`Sustainable Design': Hot Topic for Architects
BOSTON — `DO no harm to the environment; heal the earth," is a sort of Hippocratic oath that Donald Watson, dean of Rensselaer Polytechnic Institute's School of Architecture in Troy, N.Y., would like architects to take. He says "renew and sustain" should become their motto.
A panel of seven architects and teachers discussed "Sustainable Design: A Planetary Approach" at the American Institute of Architects' annual meeting here.
Jestena Boughton, a landscape-architecture instructor at the University of Massachusetts, Amherst, and her students came up with buzzwords to capsulize the growing philosophy of environmentally sound design: reduce, reuse, recycle, rethink, redesign, restore, recreate, redevelop, rehabilitate.
The panelists urged that architects pay greater heed to environmental issues - energy conservation, global warming, resource conservation, "green" building, and the consequences of third-world development.
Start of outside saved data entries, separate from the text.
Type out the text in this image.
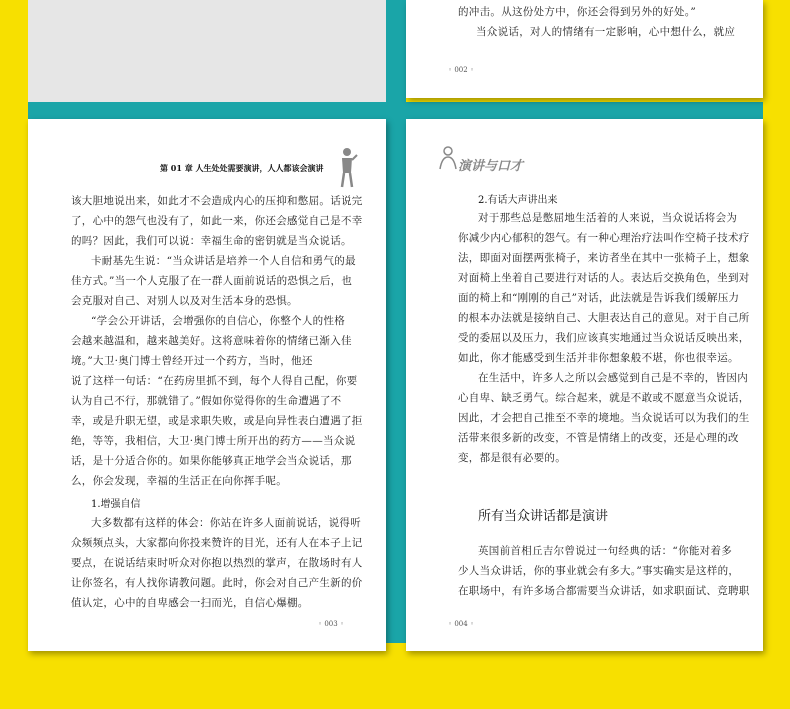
的冲击。从这份处方中，你还会得到另外的好处。”
当众说话，对人的情绪有一定影响，心中想什么，就应
◦ 002 ◦
第 01 章 人生处处需要演讲，人人都该会演讲
该大胆地说出来，如此才不会造成内心的压抑和憋屈。话说完
了，心中的怨气也没有了，如此一来，你还会感觉自己是不幸
的吗？因此，我们可以说：幸福生命的密钥就是当众说话。
卡耐基先生说：“当众讲话是培养一个人自信和勇气的最
佳方式。”当一个人克服了在一群人面前说话的恐惧之后，也
会克服对自己、对别人以及对生活本身的恐惧。
“学会公开讲话，会增强你的自信心，你整个人的性格
会越来越温和，越来越美好。这将意味着你的情绪已渐入佳
境。”大卫·奥门博士曾经开过一个药方，当时，他还
说了这样一句话：“在药房里抓不到，每个人得自己配，你要
认为自己不行，那就错了。”假如你觉得你的生命遭遇了不
幸，或是升职无望，或是求职失败，或是向异性表白遭遇了拒
绝，等等，我相信，大卫·奥门博士所开出的药方——当众说
话，是十分适合你的。如果你能够真正地学会当众说话，那
么，你会发现，幸福的生活正在向你挥手呢。
1.增强自信
大多数都有这样的体会：你站在许多人面前说话，说得听
众频频点头，大家都向你投来赞许的目光，还有人在本子上记
要点，在说话结束时听众对你抱以热烈的掌声，在散场时有人
让你签名，有人找你请教问题。此时，你会对自己产生新的价
值认定，心中的自卑感会一扫而光，自信心爆棚。
◦ 003 ◦
演讲与口才
2.有话大声讲出来
对于那些总是憋屈地生活着的人来说，当众说话将会为
你减少内心郁积的怨气。有一种心理治疗法叫作空椅子技术疗
法，即面对面摆两张椅子，来访者坐在其中一张椅子上，想象
对面椅上坐着自己要进行对话的人。表达后交换角色，坐到对
面的椅上和“刚刚的自己”对话，此法就是告诉我们缓解压力
的根本办法就是接纳自己、大胆表达自己的意见。对于自己所
受的委屈以及压力，我们应该真实地通过当众说话反映出来，
如此，你才能感受到生活并非你想象般不堪，你也很幸运。
在生活中，许多人之所以会感觉到自己是不幸的，皆因内
心自卑、缺乏勇气。综合起来，就是不敢或不愿意当众说话，
因此，才会把自己推至不幸的境地。当众说话可以为我们的生
活带来很多新的改变，不管是情绪上的改变，还是心理的改
变，都是很有必要的。
所有当众讲话都是演讲
英国前首相丘吉尔曾说过一句经典的话：“你能对着多
少人当众讲话，你的事业就会有多大。”事实确实是这样的，
在职场中，有许多场合都需要当众讲话，如求职面试、竞聘职
◦ 004 ◦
They also encouraged architects to build in a way that would reduce the drain on the earth's natural resources.
Judith Chafee, adjunct professor at the University of Arizona's College of Architecture in Tucson, Ariz., offered a presentation that included slides of beautiful homes in the desert Southwest.
Plans for these houses and communities in Arizona use irrigation water in canals to cool them at nighttime. The houses can then be left closed during the day, and they remain cool, reducing air-conditioning costs.
Ms. Boughton showed how sustainable systems can be used for landscape architecture that protects and enhances the natural environment. One of her examples was a former Navy asphalt yard in Seattle. The asphalt paving was removed and replaced with grasslands, enabling native birds to return. Not only was the natural environment restored, but the quality of the space was improved for the people who work there.
To manage resources effectively, the panelists said, architects must be able to communicate with everyone involved in the design and building process, and with people involved in managing natural resources around the world.
Pliny Fisk III, co-director of the Center for Maximum Potential Building Systems, Inc., has developed a project to show connecting relationships between resource and resource by-product use. This project was billed as the only program to receive recognition at the 1992 Earth Summit for local-government initiatives.
Mr. Fisk described a sustainable built environment that merges several methods from various disciplines.
He says this system can be beneficial to architects because they can begin to look at infrastructure (water and waste transportation, energy systems) as creatively as they look at space and superstructure.
For example, he says that it is not only important how creatively one hides the storage of recycled water, but also how creatively that water is collected. Lakes, ponds, and swimming pools are good options for reused water storage because they are both attractive and efficient. The filtration of waste water can be used to create exciting landscape elements as well, he said.
Fisk cites the case of a client who is building a house in the Cadillac Desert. He says his client was concerned that her home's functions mesh with its beauty. They designed a three-part water-treatment system with the final runoff ending outside the master bedroom, where a patio door opens onto a garden of rainbow irises. The irises are irrigated by recycled water.
Mr. Fisk presented a system for showing how a sustainable built environment could be accomplished and introduced a language system so that people around the globe could share information with one another.
The language he proposes is based on "icons or symbolic pictures that represent actions (e.g. production technologies, transport methods, harvesting means) as well as recording data on maps." These symbols would be as easily recognizable to building professionals as symbols seen on road signs here and abroad.
These symbols are plotted on a graph or map. Fisk, for example, showed a city water system plotted from the source (icon with a picture of rain), transported (pipe), treated (plant), transported (pipe), to source of use (home), use (shower), dry landscape (tree/shrub), to a holding tank (tank).
This system can be applied to an entire building or community, and would ensure that everyone involved in the designing and building process could comprehend the entire plan and its ramifications, including the plumber, city sanitation engineer, and the architect. In addition, this building system could be understood anywhere in the world.